Мы не станем скрывать от читателя, что целью настоящего произведения является не рассказывание истории жизни Ивана, а исследование эволюции его теоретических представлений, так сказать, становления учения Ауслендера. Поэтому мы должны заметить, что вскоре на сайте, который редактировал Дмитрий Балканский, появилась статья, словно бы полемизирующая с докладом в «Синей лампе». Статья касается «русского вопроса» и подписана провокационным псевдонимом, но мы имеем основания предполагать, что автором текста был не кто иной, как сам Иван Ауслендер. Таким образом, Иван словно бы вступает в диспут с самим собой и одновременно с Асланяном, отчасти соглашаясь с ним, но показывая иной аспект проблематики. Впрочем, судите сами. Вот полный текст материала.


Доклад II

Русские и коллективизм (о заблуждении народников и славянофилов)

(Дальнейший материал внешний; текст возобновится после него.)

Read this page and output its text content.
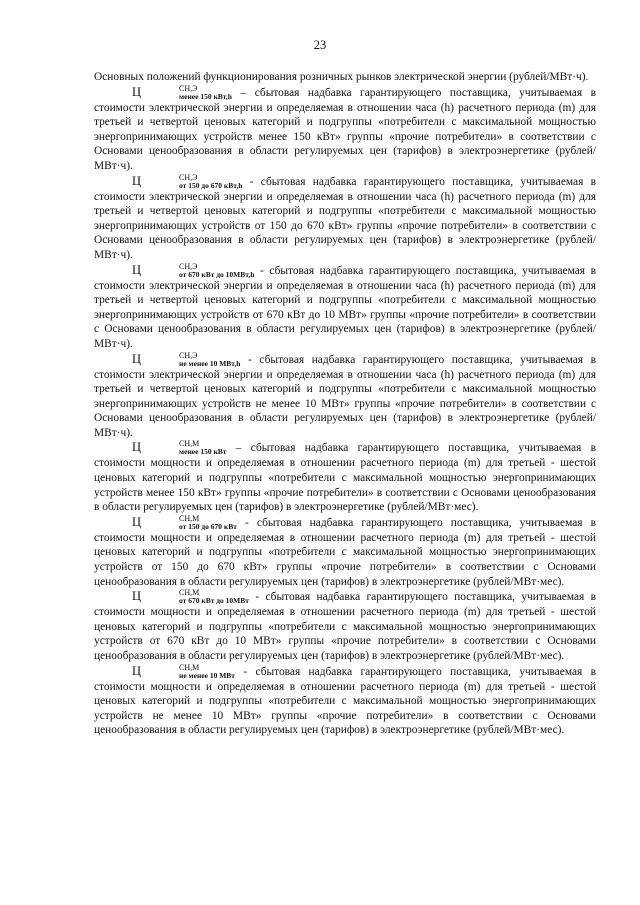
23

Основных положений функционирования розничных рынков электрической энергии (рублей/МВт·ч).

Ц	СН,Э
менее 150 кВт,h – сбытовая надбавка гарантирующего поставщика, учитываемая в стоимости электрической энергии и определяемая в отношении часа (h) расчетного периода (m) для третьей и четвертой ценовых категорий и подгруппы «потребители с максимальной мощностью энергопринимающих устройств менее 150 кВт» группы «прочие потребители» в соответствии с Основами ценообразования в области регулируемых цен (тарифов) в электроэнергетике (рублей/МВт·ч).

Ц	СН,Э
от 150 до 670 кВт,h - сбытовая надбавка гарантирующего поставщика, учитываемая в стоимости электрической энергии и определяемая в отношении часа (h) расчетного периода (m) для третьей и четвертой ценовых категорий и подгруппы «потребители с максимальной мощностью энергопринимающих устройств от 150 до 670 кВт» группы «прочие потребители» в соответствии с Основами ценообразования в области регулируемых цен (тарифов) в электроэнергетике (рублей/МВт·ч).

Ц	СН,Э
от 670 кВт до 10МВт,h - сбытовая надбавка гарантирующего поставщика, учитываемая в стоимости электрической энергии и определяемая в отношении часа (h) расчетного периода (m) для третьей и четвертой ценовых категорий и подгруппы «потребители с максимальной мощностью энергопринимающих устройств от 670 кВт до 10 МВт» группы «прочие потребители» в соответствии с Основами ценообразования в области регулируемых цен (тарифов) в электроэнергетике (рублей/МВт·ч).

Ц	СН,Э
не менее 10 МВт,h - сбытовая надбавка гарантирующего поставщика, учитываемая в стоимости электрической энергии и определяемая в отношении часа (h) расчетного периода (m) для третьей и четвертой ценовых категорий и подгруппы «потребители с максимальной мощностью энергопринимающих устройств не менее 10 МВт» группы «прочие потребители» в соответствии с Основами ценообразования в области регулируемых цен (тарифов) в электроэнергетике (рублей/МВт·ч).

Ц	СН,М
менее 150 кВт – сбытовая надбавка гарантирующего поставщика, учитываемая в стоимости мощности и определяемая в отношении расчетного периода (m) для третьей - шестой ценовых категорий и подгруппы «потребители с максимальной мощностью энергопринимающих устройств менее 150 кВт» группы «прочие потребители» в соответствии с Основами ценообразования в области регулируемых цен (тарифов) в электроэнергетике (рублей/МВт·мес).

Ц	СН,М
от 150 до 670 кВт - сбытовая надбавка гарантирующего поставщика, учитываемая в стоимости мощности и определяемая в отношении расчетного периода (m) для третьей - шестой ценовых категорий и подгруппы «потребители с максимальной мощностью энергопринимающих устройств от 150 до 670 кВт» группы «прочие потребители» в соответствии с Основами ценообразования в области регулируемых цен (тарифов) в электроэнергетике (рублей/МВт·мес).

Ц	СН,М
от 670 кВт до 10МВт - сбытовая надбавка гарантирующего поставщика, учитываемая в стоимости мощности и определяемая в отношении расчетного периода (m) для третьей - шестой ценовых категорий и подгруппы «потребители с максимальной мощностью энергопринимающих устройств от 670 кВт до 10 МВт» группы «прочие потребители» в соответствии с Основами ценообразования в области регулируемых цен (тарифов) в электроэнергетике (рублей/МВт·мес).

Ц	СН,М
не менее 10 МВт - сбытовая надбавка гарантирующего поставщика, учитываемая в стоимости мощности и определяемая в отношении расчетного периода (m) для третьей - шестой ценовых категорий и подгруппы «потребители с максимальной мощностью энергопринимающих устройств не менее 10 МВт» группы «прочие потребители» в соответствии с Основами ценообразования в области регулируемых цен (тарифов) в электроэнергетике (рублей/МВт·мес).
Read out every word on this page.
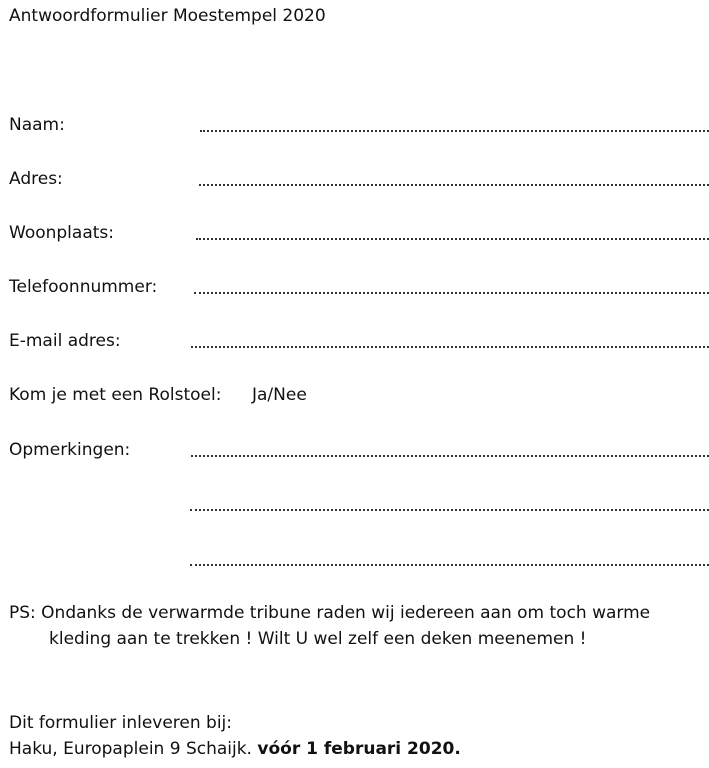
Antwoordformulier Moestempel 2020
Naam:
Adres:
Woonplaats:
Telefoonnummer:
E-mail adres:
Kom je met een Rolstoel: Ja/Nee
Opmerkingen:
PS: Ondanks de verwarmde tribune raden wij iedereen aan om toch warme
kleding aan te trekken ! Wilt U wel zelf een deken meenemen !
Dit formulier inleveren bij:
Haku, Europaplein 9 Schaijk. vóór 1 februari 2020.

Зря думают, что русский человек по своей внутренней природе чересчур общественный, альтруистичный, несребролюбивый и что поэтому его нужно учить здоровому эгоизму и прививать личные амбиции – для пользы экономики, государства и в конечном итоге самого русского человека. Заблуждение это было в позитивном ключе сформировано русскими социалистами и славянофилами, а вслед затем перетолковано в негативном ключе русскими либералами и западниками, но от перемены знака с плюса на минус это представление не перестало быть иллюзией. Простой непредвзятый взгляд на историю и современность России показывает, что проблема русского человека, напротив, в том, что он неразумно эгоистичен, узко эгоцентричен, корыстен и поражён крайней степенью индивидуализма. От того русский человек неспособен к коллективному действию, которое одно может служить основанием народной политики и методом контроля над собственным государством. В этой неспособности к коллективному действию, а не в пресловутой соборности и тем паче не в религиозности русских кроется причина всегдашнего русского монархизма. Вовсе не сакрален для русского человека монарх. Русский человек во все времена будет петь о монархе похабные частушки и рассказывать скабрёзные анекдоты, нимало не смущаясь святотатством своего скоморошества, а если и перестанет делать это, то лишь из-за страха, а не от благоговения. Нет у русского человека любви к своему царю, нет даже почтения. Но монарх приятен русскому человеку тем, что освобождает его от груза ответственности за состояние собственной страны. В этом смысле любому единоличному правителю России всегда полезно показать русскому человеку, что он, правитель, не русским человеком возведён на престол и что от русского человека совершенно не зависит, кто будет его правителем и как им будут управлять. Едва поняв, что так оно и есть, русский человек успокаивается, облегчает душу и предоставляет власти полную свободу действий, удалившись от любой возможной политики, которая есть действие общественное, коллективное, в свою частную, атомарную, партикулярную жизнь, которая одна только и представляет настоящую ценность для русского человека.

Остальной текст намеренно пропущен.